Des plans contradictoires pour et avec l‘Afrique

Mark Herkenrath, directeur d'Alliance Sud.
Article GLOBAL+
La coopération internationale est placée de plus en plus sous le signe de la prévention des migrations, même le financement d'appareils de répression en fait partie. Le nouveau chef du DFAE serait bien avisé de remettre cette tendence en discussion.

Le Ministre des affaires étrangères Ignazio Cassis connaît la problématique de l’immigration de par sa propre expérience. Il est en effet le premier Secondo à accéder au gouvernement fédéral et est un représentant d’un canton frontalier. Il devra maintenant se battre avec le mandat peu réfléchi du Parlement, selon lequel la coopération internationale doit être liée stratégiquement à la politique de migration.

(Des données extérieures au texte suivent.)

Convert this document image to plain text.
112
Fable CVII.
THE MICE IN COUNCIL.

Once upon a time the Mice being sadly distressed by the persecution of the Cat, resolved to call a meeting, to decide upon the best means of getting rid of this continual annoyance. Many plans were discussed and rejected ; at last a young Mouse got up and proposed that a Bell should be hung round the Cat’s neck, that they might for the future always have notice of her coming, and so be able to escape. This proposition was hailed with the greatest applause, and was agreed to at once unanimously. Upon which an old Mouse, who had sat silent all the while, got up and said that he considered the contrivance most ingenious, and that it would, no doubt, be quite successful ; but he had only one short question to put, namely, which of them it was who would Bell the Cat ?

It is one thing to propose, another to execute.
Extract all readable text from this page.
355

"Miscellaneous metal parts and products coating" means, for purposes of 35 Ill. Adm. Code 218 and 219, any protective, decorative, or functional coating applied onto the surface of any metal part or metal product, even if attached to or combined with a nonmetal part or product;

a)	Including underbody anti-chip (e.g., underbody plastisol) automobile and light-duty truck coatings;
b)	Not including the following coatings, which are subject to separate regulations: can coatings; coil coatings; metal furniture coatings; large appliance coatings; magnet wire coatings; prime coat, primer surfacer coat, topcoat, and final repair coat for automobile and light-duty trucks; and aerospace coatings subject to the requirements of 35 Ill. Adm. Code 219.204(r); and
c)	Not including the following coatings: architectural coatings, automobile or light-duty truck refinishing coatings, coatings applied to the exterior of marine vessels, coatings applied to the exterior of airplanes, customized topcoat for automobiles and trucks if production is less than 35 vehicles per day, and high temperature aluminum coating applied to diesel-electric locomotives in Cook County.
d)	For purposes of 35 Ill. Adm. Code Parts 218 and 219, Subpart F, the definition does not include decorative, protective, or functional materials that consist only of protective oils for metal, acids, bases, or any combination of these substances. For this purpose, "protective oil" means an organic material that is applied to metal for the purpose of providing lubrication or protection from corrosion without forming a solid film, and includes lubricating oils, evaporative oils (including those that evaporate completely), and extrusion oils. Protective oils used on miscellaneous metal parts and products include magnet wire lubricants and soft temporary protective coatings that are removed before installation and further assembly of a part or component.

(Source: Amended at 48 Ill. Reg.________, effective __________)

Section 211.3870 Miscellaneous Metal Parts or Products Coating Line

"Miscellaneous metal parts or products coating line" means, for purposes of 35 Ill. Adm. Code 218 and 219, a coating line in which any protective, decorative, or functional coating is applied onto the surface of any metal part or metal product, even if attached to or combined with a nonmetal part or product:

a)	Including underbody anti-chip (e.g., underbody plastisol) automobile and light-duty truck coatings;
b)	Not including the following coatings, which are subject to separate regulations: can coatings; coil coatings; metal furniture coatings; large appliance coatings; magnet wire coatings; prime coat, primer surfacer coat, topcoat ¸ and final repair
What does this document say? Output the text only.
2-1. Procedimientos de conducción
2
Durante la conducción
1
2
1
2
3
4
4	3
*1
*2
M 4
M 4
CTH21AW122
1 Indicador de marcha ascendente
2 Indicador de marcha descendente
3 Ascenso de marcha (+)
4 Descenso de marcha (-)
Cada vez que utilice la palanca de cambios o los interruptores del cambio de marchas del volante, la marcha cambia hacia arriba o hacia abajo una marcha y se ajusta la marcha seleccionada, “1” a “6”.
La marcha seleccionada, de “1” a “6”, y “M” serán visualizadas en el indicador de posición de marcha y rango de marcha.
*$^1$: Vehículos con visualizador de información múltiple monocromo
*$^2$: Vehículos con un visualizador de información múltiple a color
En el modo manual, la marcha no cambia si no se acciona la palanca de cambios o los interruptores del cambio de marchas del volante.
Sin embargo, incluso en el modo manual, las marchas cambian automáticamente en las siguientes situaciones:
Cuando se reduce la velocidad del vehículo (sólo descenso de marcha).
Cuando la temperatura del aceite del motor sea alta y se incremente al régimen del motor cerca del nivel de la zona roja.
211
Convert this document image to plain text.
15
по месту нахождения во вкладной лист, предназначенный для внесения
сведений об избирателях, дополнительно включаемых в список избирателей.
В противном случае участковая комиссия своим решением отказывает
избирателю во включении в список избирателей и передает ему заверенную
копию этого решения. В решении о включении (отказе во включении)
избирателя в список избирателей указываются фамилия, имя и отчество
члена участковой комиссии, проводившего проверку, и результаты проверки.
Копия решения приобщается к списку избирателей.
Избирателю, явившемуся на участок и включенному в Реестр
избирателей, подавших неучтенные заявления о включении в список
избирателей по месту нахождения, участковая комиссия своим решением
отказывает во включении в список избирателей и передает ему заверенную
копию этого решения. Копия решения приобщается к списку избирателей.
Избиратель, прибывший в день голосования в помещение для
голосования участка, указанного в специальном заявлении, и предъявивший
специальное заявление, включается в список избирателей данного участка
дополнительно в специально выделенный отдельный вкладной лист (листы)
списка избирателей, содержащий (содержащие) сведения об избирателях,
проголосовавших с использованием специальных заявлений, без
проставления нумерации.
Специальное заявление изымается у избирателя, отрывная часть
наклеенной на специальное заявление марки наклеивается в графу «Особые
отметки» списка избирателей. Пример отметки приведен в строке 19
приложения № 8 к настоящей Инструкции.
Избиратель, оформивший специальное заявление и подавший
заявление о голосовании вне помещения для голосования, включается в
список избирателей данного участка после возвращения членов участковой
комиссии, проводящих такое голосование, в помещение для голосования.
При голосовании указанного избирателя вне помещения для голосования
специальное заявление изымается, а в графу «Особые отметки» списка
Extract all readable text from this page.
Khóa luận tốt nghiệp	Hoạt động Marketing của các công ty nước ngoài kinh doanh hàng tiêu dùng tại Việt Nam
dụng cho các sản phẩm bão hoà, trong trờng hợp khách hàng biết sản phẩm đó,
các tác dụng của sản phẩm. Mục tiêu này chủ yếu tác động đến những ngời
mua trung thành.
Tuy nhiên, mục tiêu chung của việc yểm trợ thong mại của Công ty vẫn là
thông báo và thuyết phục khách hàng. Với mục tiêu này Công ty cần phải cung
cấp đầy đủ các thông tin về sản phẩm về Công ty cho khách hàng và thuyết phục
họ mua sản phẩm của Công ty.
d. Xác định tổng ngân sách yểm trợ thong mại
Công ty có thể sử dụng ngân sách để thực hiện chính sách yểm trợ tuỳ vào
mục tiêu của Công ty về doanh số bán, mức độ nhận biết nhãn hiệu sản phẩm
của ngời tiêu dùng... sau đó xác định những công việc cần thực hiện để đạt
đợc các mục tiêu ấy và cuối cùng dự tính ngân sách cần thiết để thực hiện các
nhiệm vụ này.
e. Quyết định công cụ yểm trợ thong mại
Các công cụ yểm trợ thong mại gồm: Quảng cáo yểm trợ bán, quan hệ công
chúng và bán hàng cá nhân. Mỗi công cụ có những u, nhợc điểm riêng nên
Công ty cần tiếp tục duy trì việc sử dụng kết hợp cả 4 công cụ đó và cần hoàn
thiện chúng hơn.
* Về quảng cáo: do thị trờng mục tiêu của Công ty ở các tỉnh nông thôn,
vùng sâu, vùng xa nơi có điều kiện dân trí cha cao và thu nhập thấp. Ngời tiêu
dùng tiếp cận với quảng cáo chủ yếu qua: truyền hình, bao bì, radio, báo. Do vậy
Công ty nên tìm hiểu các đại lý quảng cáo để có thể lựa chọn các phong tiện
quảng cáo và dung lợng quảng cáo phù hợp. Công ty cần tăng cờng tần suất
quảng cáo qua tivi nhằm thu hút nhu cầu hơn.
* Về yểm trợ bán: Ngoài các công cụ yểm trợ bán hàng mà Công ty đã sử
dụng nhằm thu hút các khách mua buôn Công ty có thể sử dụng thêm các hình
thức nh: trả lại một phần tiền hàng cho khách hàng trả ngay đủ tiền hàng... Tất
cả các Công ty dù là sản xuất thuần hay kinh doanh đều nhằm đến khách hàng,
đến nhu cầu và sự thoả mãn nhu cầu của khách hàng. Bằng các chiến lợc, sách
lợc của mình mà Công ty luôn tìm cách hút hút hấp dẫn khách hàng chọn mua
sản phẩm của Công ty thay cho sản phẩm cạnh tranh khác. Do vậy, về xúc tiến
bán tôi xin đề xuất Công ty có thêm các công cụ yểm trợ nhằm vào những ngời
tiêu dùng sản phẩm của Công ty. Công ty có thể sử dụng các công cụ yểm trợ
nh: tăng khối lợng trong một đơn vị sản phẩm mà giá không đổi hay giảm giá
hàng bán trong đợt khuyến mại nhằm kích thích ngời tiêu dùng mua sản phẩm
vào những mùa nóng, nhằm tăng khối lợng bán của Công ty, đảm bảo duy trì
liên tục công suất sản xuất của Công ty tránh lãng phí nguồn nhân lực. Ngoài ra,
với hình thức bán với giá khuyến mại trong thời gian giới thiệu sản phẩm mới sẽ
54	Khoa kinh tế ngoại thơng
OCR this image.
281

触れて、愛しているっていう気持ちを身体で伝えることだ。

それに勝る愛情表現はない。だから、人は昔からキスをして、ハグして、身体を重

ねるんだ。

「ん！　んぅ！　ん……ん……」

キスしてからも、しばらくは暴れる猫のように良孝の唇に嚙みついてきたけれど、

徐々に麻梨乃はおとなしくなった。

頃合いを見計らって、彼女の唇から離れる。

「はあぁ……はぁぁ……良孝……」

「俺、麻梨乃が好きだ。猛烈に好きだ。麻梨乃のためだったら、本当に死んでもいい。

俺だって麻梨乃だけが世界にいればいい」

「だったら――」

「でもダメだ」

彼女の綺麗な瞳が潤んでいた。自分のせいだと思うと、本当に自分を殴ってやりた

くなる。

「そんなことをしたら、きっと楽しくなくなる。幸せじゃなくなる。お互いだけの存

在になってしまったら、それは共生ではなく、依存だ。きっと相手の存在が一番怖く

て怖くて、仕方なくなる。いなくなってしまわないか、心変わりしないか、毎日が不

En Allemagne également et dans d’autres pays européens, la coopération au développement est de plus en plus détournée à des fins de politique de lutte contre la migration. Avec son « Plan Marshall avec l’Afrique », l’Allemagne veut lancer une forte impulsion pour le développement du continent africain. Jusque-là, tout va bien. Il est piquant de rappeler que le plan s’appelait à l’origine « Plan Marshall pour l’Afrique » et avait été conçu en excluant les gouvernements et les parlements africains. De nombreuses mesures – comme le soutien des familles paysannes, des programmes pour la bonne gestion des affaires publiques ou la promotion de meilleures législations sociales et environnementales – font depuis longtemps partie du répertoire de la coopération au développement, y compris de celle de la Suisse. Mais, parallèlement l’Allemagne veut promouvoir les investissements privés en Afrique. Les accords de libre-échange – que l’UE négocie avec les pays africains sous le titre d’Accords de partenariat économique (APE) – visent finalement aussi à promouvoir les investissements. Ce qui est nouveau est que les pays africains devraient pouvoir protéger leurs marchés intérieurs de la concurrence internationale effrénée, pendant une période transitoire, par le biais de droits de douane.        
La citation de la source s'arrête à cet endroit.